Simon also declared the jail’s practice of not delivering magazines, including the monthly Prison Legal News, similarly violated the 1st Amendment. He also found that the jail’s failure to notify inmates that their mail has been rejected nor provide a way to appeal such rejections, violated their 14th Amendment right to due process.

After Simon’s decision, the county agreed to pay $15,000 to Prison Legal News for damages it sustained in not being able to deliver its publication. Prison Legal News then also sought $848,670.50 for attorneys’ fees.

Simon opted to award 90 percent of that sum -- $763,803.45 -- in attorney fees to the plaintiff’s legal team of five lawyers and four paralegals. The attorneys’ rates ranged from $210 for an attorney with two years of experience to $400 an hour for two lawyers with decades of experience. The paralegals’ rates ranged from $90 an hour to $175 an hour for an investigator/senior paralegal.

He shaved off 10 percent over concerns regarding the number of hours spent on a few tasks. He also ordered the county to cover all $38,373.01 in litigation costs.

The postcard-only policy that Simon declared unconstitutional has been adopted by many jails across the country. Prison Legal News has sued jails in other states over the policy, reportedly adopted first by Maricopa County Sheriff Joe Arpaio in Arizona.

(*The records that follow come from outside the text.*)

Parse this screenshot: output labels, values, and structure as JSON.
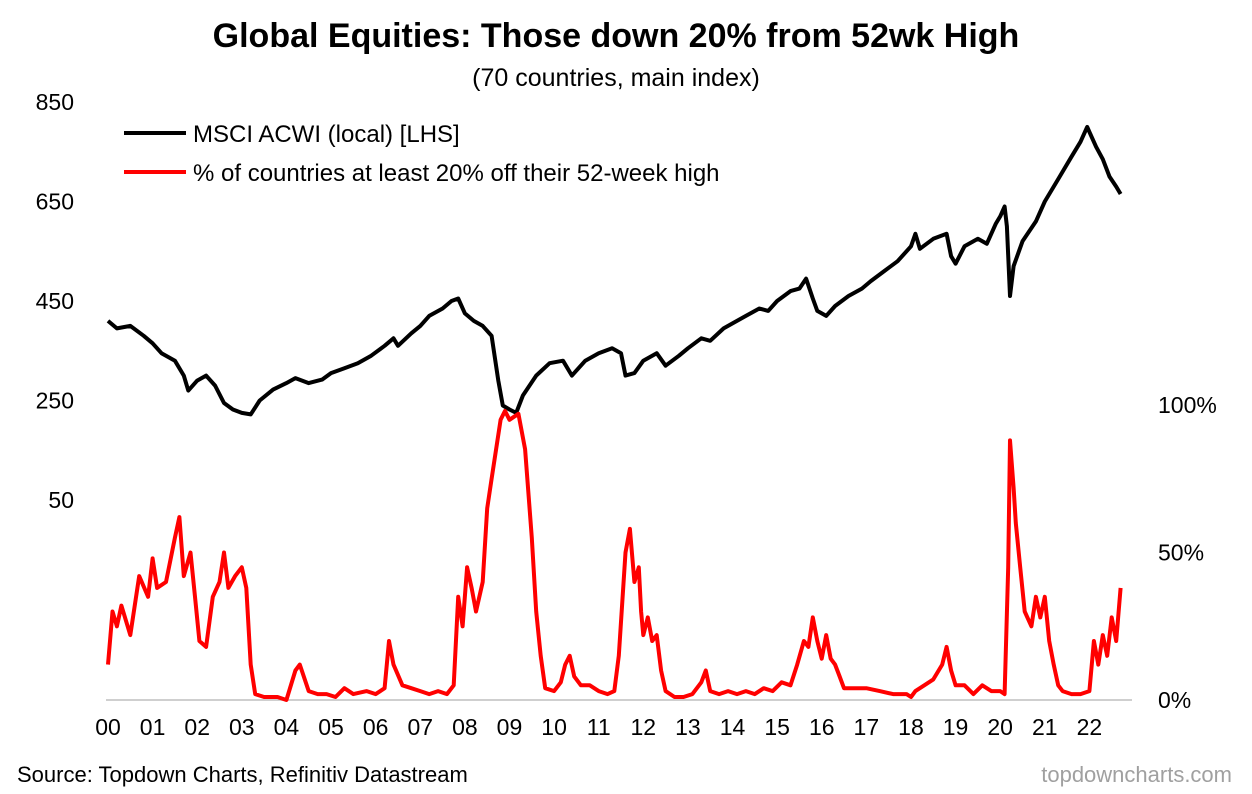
{
  "chart_data": {
    "type": "line",
    "title": "Global Equities: Those down 20% from 52wk High",
    "subtitle": "(70 countries, main index)",
    "source": "Source: Topdown Charts, Refinitiv Datastream",
    "brand": "topdowncharts.com",
    "colors": {
      "acwi": "#000000",
      "pct": "#ff0000"
    },
    "legend": {
      "placement": "top-left",
      "items": [
        {
          "name": "MSCI ACWI (local) [LHS]",
          "color": "#000000"
        },
        {
          "name": "% of countries at least 20% off their 52-week high",
          "color": "#ff0000"
        }
      ]
    },
    "x_ticks": [
      "00",
      "01",
      "02",
      "03",
      "04",
      "05",
      "06",
      "07",
      "08",
      "09",
      "10",
      "11",
      "12",
      "13",
      "14",
      "15",
      "16",
      "17",
      "18",
      "19",
      "20",
      "21",
      "22"
    ],
    "y_left": {
      "ticks": [
        "850",
        "650",
        "450",
        "250",
        "50"
      ],
      "range": [
        50,
        850
      ]
    },
    "y_right": {
      "ticks": [
        "100%",
        "50%",
        "0%"
      ],
      "range": [
        0,
        100
      ]
    },
    "series": [
      {
        "name": "MSCI ACWI (local) [LHS]",
        "axis": "left",
        "points": [
          [
            2000.0,
            410
          ],
          [
            2000.2,
            395
          ],
          [
            2000.5,
            400
          ],
          [
            2000.8,
            380
          ],
          [
            2001.0,
            365
          ],
          [
            2001.2,
            345
          ],
          [
            2001.5,
            330
          ],
          [
            2001.7,
            300
          ],
          [
            2001.8,
            270
          ],
          [
            2002.0,
            290
          ],
          [
            2002.2,
            300
          ],
          [
            2002.4,
            280
          ],
          [
            2002.6,
            245
          ],
          [
            2002.8,
            232
          ],
          [
            2003.0,
            225
          ],
          [
            2003.2,
            222
          ],
          [
            2003.4,
            250
          ],
          [
            2003.7,
            272
          ],
          [
            2004.0,
            285
          ],
          [
            2004.2,
            295
          ],
          [
            2004.5,
            285
          ],
          [
            2004.8,
            292
          ],
          [
            2005.0,
            305
          ],
          [
            2005.3,
            315
          ],
          [
            2005.6,
            325
          ],
          [
            2005.9,
            340
          ],
          [
            2006.2,
            360
          ],
          [
            2006.4,
            375
          ],
          [
            2006.5,
            360
          ],
          [
            2006.8,
            385
          ],
          [
            2007.0,
            400
          ],
          [
            2007.2,
            420
          ],
          [
            2007.5,
            435
          ],
          [
            2007.7,
            450
          ],
          [
            2007.85,
            455
          ],
          [
            2008.0,
            425
          ],
          [
            2008.2,
            410
          ],
          [
            2008.4,
            400
          ],
          [
            2008.6,
            380
          ],
          [
            2008.75,
            290
          ],
          [
            2008.85,
            240
          ],
          [
            2009.0,
            232
          ],
          [
            2009.15,
            225
          ],
          [
            2009.3,
            260
          ],
          [
            2009.6,
            300
          ],
          [
            2009.9,
            325
          ],
          [
            2010.2,
            330
          ],
          [
            2010.4,
            300
          ],
          [
            2010.7,
            330
          ],
          [
            2011.0,
            345
          ],
          [
            2011.3,
            355
          ],
          [
            2011.5,
            345
          ],
          [
            2011.6,
            300
          ],
          [
            2011.8,
            305
          ],
          [
            2012.0,
            330
          ],
          [
            2012.3,
            345
          ],
          [
            2012.5,
            320
          ],
          [
            2012.8,
            340
          ],
          [
            2013.0,
            355
          ],
          [
            2013.3,
            375
          ],
          [
            2013.5,
            370
          ],
          [
            2013.8,
            395
          ],
          [
            2014.0,
            405
          ],
          [
            2014.3,
            420
          ],
          [
            2014.6,
            435
          ],
          [
            2014.8,
            430
          ],
          [
            2015.0,
            450
          ],
          [
            2015.3,
            470
          ],
          [
            2015.5,
            475
          ],
          [
            2015.65,
            495
          ],
          [
            2015.8,
            455
          ],
          [
            2015.9,
            430
          ],
          [
            2016.1,
            420
          ],
          [
            2016.3,
            440
          ],
          [
            2016.6,
            460
          ],
          [
            2016.9,
            475
          ],
          [
            2017.1,
            490
          ],
          [
            2017.4,
            510
          ],
          [
            2017.7,
            530
          ],
          [
            2018.0,
            560
          ],
          [
            2018.1,
            585
          ],
          [
            2018.2,
            555
          ],
          [
            2018.5,
            575
          ],
          [
            2018.8,
            585
          ],
          [
            2018.9,
            540
          ],
          [
            2019.0,
            525
          ],
          [
            2019.2,
            560
          ],
          [
            2019.5,
            575
          ],
          [
            2019.7,
            565
          ],
          [
            2019.9,
            605
          ],
          [
            2020.0,
            620
          ],
          [
            2020.1,
            640
          ],
          [
            2020.15,
            600
          ],
          [
            2020.22,
            460
          ],
          [
            2020.3,
            520
          ],
          [
            2020.5,
            570
          ],
          [
            2020.8,
            610
          ],
          [
            2021.0,
            650
          ],
          [
            2021.3,
            695
          ],
          [
            2021.6,
            740
          ],
          [
            2021.8,
            770
          ],
          [
            2021.95,
            800
          ],
          [
            2022.0,
            790
          ],
          [
            2022.15,
            760
          ],
          [
            2022.3,
            735
          ],
          [
            2022.45,
            700
          ],
          [
            2022.6,
            680
          ],
          [
            2022.7,
            665
          ]
        ]
      },
      {
        "name": "% of countries at least 20% off their 52-week high",
        "axis": "right",
        "points": [
          [
            2000.0,
            12
          ],
          [
            2000.1,
            30
          ],
          [
            2000.2,
            25
          ],
          [
            2000.3,
            32
          ],
          [
            2000.5,
            22
          ],
          [
            2000.7,
            42
          ],
          [
            2000.9,
            35
          ],
          [
            2001.0,
            48
          ],
          [
            2001.1,
            38
          ],
          [
            2001.3,
            40
          ],
          [
            2001.5,
            55
          ],
          [
            2001.6,
            62
          ],
          [
            2001.7,
            42
          ],
          [
            2001.85,
            50
          ],
          [
            2001.95,
            35
          ],
          [
            2002.05,
            20
          ],
          [
            2002.2,
            18
          ],
          [
            2002.35,
            35
          ],
          [
            2002.5,
            40
          ],
          [
            2002.6,
            50
          ],
          [
            2002.7,
            38
          ],
          [
            2002.85,
            42
          ],
          [
            2003.0,
            45
          ],
          [
            2003.1,
            38
          ],
          [
            2003.2,
            12
          ],
          [
            2003.3,
            2
          ],
          [
            2003.5,
            1
          ],
          [
            2003.8,
            1
          ],
          [
            2004.0,
            0
          ],
          [
            2004.2,
            10
          ],
          [
            2004.3,
            12
          ],
          [
            2004.5,
            3
          ],
          [
            2004.7,
            2
          ],
          [
            2004.9,
            2
          ],
          [
            2005.1,
            1
          ],
          [
            2005.3,
            4
          ],
          [
            2005.5,
            2
          ],
          [
            2005.8,
            3
          ],
          [
            2006.0,
            2
          ],
          [
            2006.2,
            4
          ],
          [
            2006.3,
            20
          ],
          [
            2006.4,
            12
          ],
          [
            2006.6,
            5
          ],
          [
            2006.8,
            4
          ],
          [
            2007.0,
            3
          ],
          [
            2007.2,
            2
          ],
          [
            2007.4,
            3
          ],
          [
            2007.6,
            2
          ],
          [
            2007.75,
            5
          ],
          [
            2007.85,
            35
          ],
          [
            2007.95,
            25
          ],
          [
            2008.05,
            45
          ],
          [
            2008.15,
            38
          ],
          [
            2008.25,
            30
          ],
          [
            2008.4,
            40
          ],
          [
            2008.5,
            65
          ],
          [
            2008.6,
            75
          ],
          [
            2008.7,
            85
          ],
          [
            2008.8,
            95
          ],
          [
            2008.9,
            98
          ],
          [
            2009.0,
            95
          ],
          [
            2009.2,
            97
          ],
          [
            2009.35,
            85
          ],
          [
            2009.5,
            55
          ],
          [
            2009.6,
            30
          ],
          [
            2009.7,
            15
          ],
          [
            2009.8,
            4
          ],
          [
            2010.0,
            3
          ],
          [
            2010.15,
            6
          ],
          [
            2010.25,
            12
          ],
          [
            2010.35,
            15
          ],
          [
            2010.45,
            8
          ],
          [
            2010.6,
            5
          ],
          [
            2010.8,
            5
          ],
          [
            2011.0,
            3
          ],
          [
            2011.2,
            2
          ],
          [
            2011.35,
            3
          ],
          [
            2011.45,
            15
          ],
          [
            2011.6,
            50
          ],
          [
            2011.7,
            58
          ],
          [
            2011.8,
            40
          ],
          [
            2011.9,
            45
          ],
          [
            2011.95,
            30
          ],
          [
            2012.0,
            22
          ],
          [
            2012.1,
            28
          ],
          [
            2012.2,
            20
          ],
          [
            2012.3,
            22
          ],
          [
            2012.4,
            10
          ],
          [
            2012.5,
            3
          ],
          [
            2012.7,
            1
          ],
          [
            2012.9,
            1
          ],
          [
            2013.1,
            2
          ],
          [
            2013.3,
            6
          ],
          [
            2013.4,
            10
          ],
          [
            2013.5,
            3
          ],
          [
            2013.7,
            2
          ],
          [
            2013.9,
            3
          ],
          [
            2014.1,
            2
          ],
          [
            2014.3,
            3
          ],
          [
            2014.5,
            2
          ],
          [
            2014.7,
            4
          ],
          [
            2014.9,
            3
          ],
          [
            2015.1,
            6
          ],
          [
            2015.3,
            5
          ],
          [
            2015.45,
            12
          ],
          [
            2015.6,
            20
          ],
          [
            2015.7,
            18
          ],
          [
            2015.8,
            28
          ],
          [
            2015.9,
            20
          ],
          [
            2016.0,
            14
          ],
          [
            2016.1,
            22
          ],
          [
            2016.2,
            14
          ],
          [
            2016.3,
            12
          ],
          [
            2016.4,
            8
          ],
          [
            2016.5,
            4
          ],
          [
            2016.8,
            4
          ],
          [
            2017.0,
            4
          ],
          [
            2017.3,
            3
          ],
          [
            2017.6,
            2
          ],
          [
            2017.9,
            2
          ],
          [
            2018.0,
            1
          ],
          [
            2018.1,
            3
          ],
          [
            2018.3,
            5
          ],
          [
            2018.5,
            7
          ],
          [
            2018.7,
            12
          ],
          [
            2018.8,
            18
          ],
          [
            2018.9,
            10
          ],
          [
            2019.0,
            5
          ],
          [
            2019.2,
            5
          ],
          [
            2019.4,
            2
          ],
          [
            2019.6,
            5
          ],
          [
            2019.8,
            3
          ],
          [
            2020.0,
            3
          ],
          [
            2020.1,
            2
          ],
          [
            2020.18,
            45
          ],
          [
            2020.22,
            88
          ],
          [
            2020.3,
            72
          ],
          [
            2020.35,
            60
          ],
          [
            2020.45,
            45
          ],
          [
            2020.55,
            30
          ],
          [
            2020.7,
            25
          ],
          [
            2020.8,
            35
          ],
          [
            2020.9,
            28
          ],
          [
            2021.0,
            35
          ],
          [
            2021.1,
            20
          ],
          [
            2021.2,
            12
          ],
          [
            2021.3,
            5
          ],
          [
            2021.4,
            3
          ],
          [
            2021.6,
            2
          ],
          [
            2021.8,
            2
          ],
          [
            2022.0,
            3
          ],
          [
            2022.1,
            20
          ],
          [
            2022.2,
            12
          ],
          [
            2022.3,
            22
          ],
          [
            2022.4,
            15
          ],
          [
            2022.5,
            28
          ],
          [
            2022.6,
            20
          ],
          [
            2022.7,
            38
          ]
        ]
      }
    ]
  }
}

Columbia County Sheriff Jeff Dickerson declined to comment. But Steve Kraemer, an attorney representing the county, said in an email "we were surprised and disappointed in the amount of attorney fees awarded, especially considering the Sheriff only enacted the postcard policy after receiving reliable and accurate information that similar policies had been held constitutional in other states," he said. He added that the county had admitted many of the constitutional violations alleged by the plaintiff, "made immediate changes to its procedures," and had offered Prison Legal News more than what they ultimately paid to compensate the publication for its damages. Prison Legal News rejected the offer.

But the defendants' offer for $21,000 did not include an agreement to a judgment declaring the mail policies unconstitutional. Nor were the defendants willing to accept a permanent injunction blocking Dickerson -- or anyone else elected to the sheriff position -- from reinstating the postcard-only policy, the publication argued in its filings.

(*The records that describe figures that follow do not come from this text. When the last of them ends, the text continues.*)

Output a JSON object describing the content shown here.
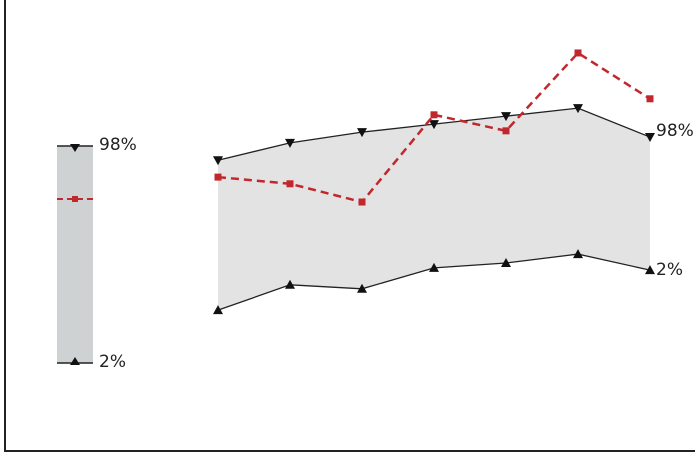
{
  "chart_data": {
    "type": "line",
    "categories": [
      null,
      null,
      null,
      null,
      null,
      null,
      null
    ],
    "ylim": [
      0,
      100
    ],
    "band_color": "#e3e3e3",
    "series": [
      {
        "name": "98%",
        "color": "#222222",
        "marker": "triangle-down",
        "values": [
          64.0,
          67.9,
          70.3,
          72.1,
          73.9,
          75.7,
          69.2
        ]
      },
      {
        "name": "2%",
        "color": "#222222",
        "marker": "triangle-up",
        "values": [
          30.3,
          36.0,
          35.1,
          39.8,
          40.9,
          42.9,
          39.3
        ]
      },
      {
        "color": "#c0282d",
        "marker": "square",
        "dashed": true,
        "values": [
          60.2,
          58.7,
          54.6,
          74.2,
          70.6,
          88.1,
          77.8
        ]
      }
    ]
  }
}
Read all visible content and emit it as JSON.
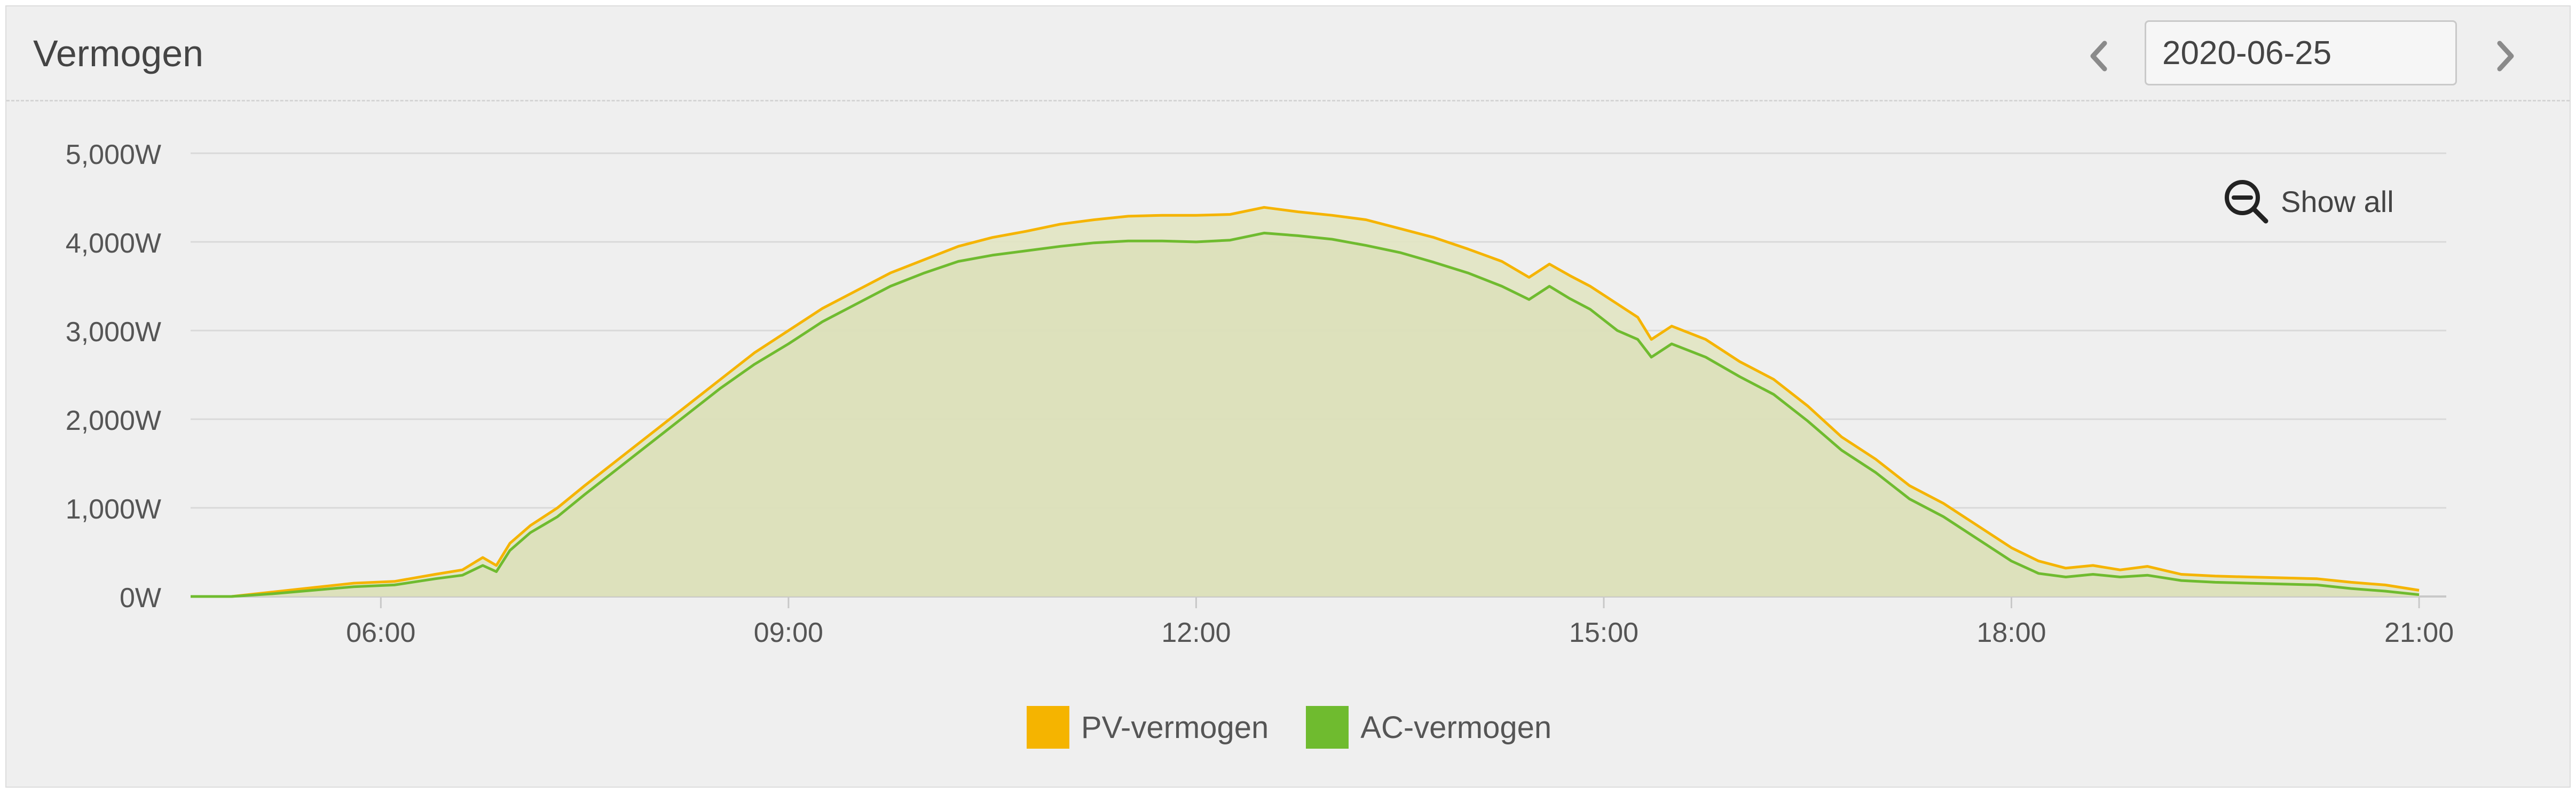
{
  "header": {
    "title": "Vermogen",
    "date_value": "2020-06-25",
    "prev_icon": "chevron-left-icon",
    "next_icon": "chevron-right-icon"
  },
  "zoom": {
    "label": "Show all",
    "icon": "zoom-out-icon"
  },
  "colors": {
    "pv": "#f5b400",
    "ac": "#6fbb2f",
    "fill": "#e2e5c4",
    "grid": "#d9d9d9",
    "text": "#555555"
  },
  "legend": [
    {
      "key": "pv",
      "label": "PV-vermogen"
    },
    {
      "key": "ac",
      "label": "AC-vermogen"
    }
  ],
  "chart_data": {
    "type": "area",
    "x_unit": "hours",
    "xlim": [
      4.6,
      21.2
    ],
    "ylim": [
      0,
      5000
    ],
    "x_ticks": [
      6,
      9,
      12,
      15,
      18,
      21
    ],
    "x_tick_labels": [
      "06:00",
      "09:00",
      "12:00",
      "15:00",
      "18:00",
      "21:00"
    ],
    "y_ticks": [
      0,
      1000,
      2000,
      3000,
      4000,
      5000
    ],
    "y_tick_labels": [
      "0W",
      "1,000W",
      "2,000W",
      "3,000W",
      "4,000W",
      "5,000W"
    ],
    "grid": true,
    "legend_position": "bottom-center",
    "x": [
      4.6,
      4.9,
      5.2,
      5.5,
      5.8,
      6.1,
      6.4,
      6.6,
      6.75,
      6.85,
      6.95,
      7.1,
      7.3,
      7.5,
      7.75,
      8.0,
      8.25,
      8.5,
      8.75,
      9.0,
      9.25,
      9.5,
      9.75,
      10.0,
      10.25,
      10.5,
      10.75,
      11.0,
      11.25,
      11.5,
      11.75,
      12.0,
      12.25,
      12.5,
      12.75,
      13.0,
      13.25,
      13.5,
      13.75,
      14.0,
      14.25,
      14.45,
      14.6,
      14.75,
      14.9,
      15.1,
      15.25,
      15.35,
      15.5,
      15.75,
      16.0,
      16.25,
      16.5,
      16.75,
      17.0,
      17.25,
      17.5,
      17.75,
      18.0,
      18.2,
      18.4,
      18.6,
      18.8,
      19.0,
      19.25,
      19.5,
      19.75,
      20.0,
      20.25,
      20.5,
      20.75,
      21.0
    ],
    "series": [
      {
        "name": "PV-vermogen",
        "color": "#f5b400",
        "values": [
          0,
          0,
          50,
          100,
          150,
          170,
          250,
          300,
          440,
          350,
          600,
          800,
          1000,
          1250,
          1550,
          1850,
          2150,
          2450,
          2750,
          3000,
          3250,
          3450,
          3650,
          3800,
          3950,
          4050,
          4120,
          4200,
          4250,
          4290,
          4300,
          4300,
          4310,
          4390,
          4340,
          4300,
          4250,
          4150,
          4050,
          3920,
          3780,
          3600,
          3750,
          3620,
          3500,
          3300,
          3150,
          2900,
          3050,
          2900,
          2650,
          2450,
          2150,
          1800,
          1550,
          1250,
          1050,
          800,
          550,
          400,
          320,
          350,
          300,
          340,
          250,
          230,
          220,
          210,
          200,
          160,
          130,
          70
        ]
      },
      {
        "name": "AC-vermogen",
        "color": "#6fbb2f",
        "values": [
          0,
          0,
          30,
          70,
          110,
          130,
          200,
          240,
          350,
          280,
          520,
          720,
          900,
          1150,
          1450,
          1750,
          2050,
          2350,
          2620,
          2850,
          3100,
          3300,
          3500,
          3650,
          3780,
          3850,
          3900,
          3950,
          3990,
          4010,
          4010,
          4000,
          4020,
          4100,
          4070,
          4030,
          3960,
          3880,
          3770,
          3650,
          3500,
          3350,
          3500,
          3360,
          3240,
          3000,
          2900,
          2700,
          2850,
          2700,
          2480,
          2280,
          1980,
          1650,
          1400,
          1100,
          900,
          650,
          400,
          260,
          220,
          250,
          220,
          240,
          180,
          160,
          150,
          140,
          130,
          90,
          60,
          20
        ]
      }
    ]
  }
}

The county's insurance carrier has not yet decided whether to appeal the attorney fee award, Kraemer said.
Getting paid for your work is certainly welcome, said Jesse Wing, one of the attorneys who represented Prison Legal News. But the significance of the case comes from Simon’s declaration of the unconstitutionality of the postcard-only practice.

“There’s literally thousands and thousands of people who benefit from a ruling like this,” he said. “From our perspective, it was a really poor choice for Columbia County to take this stand.”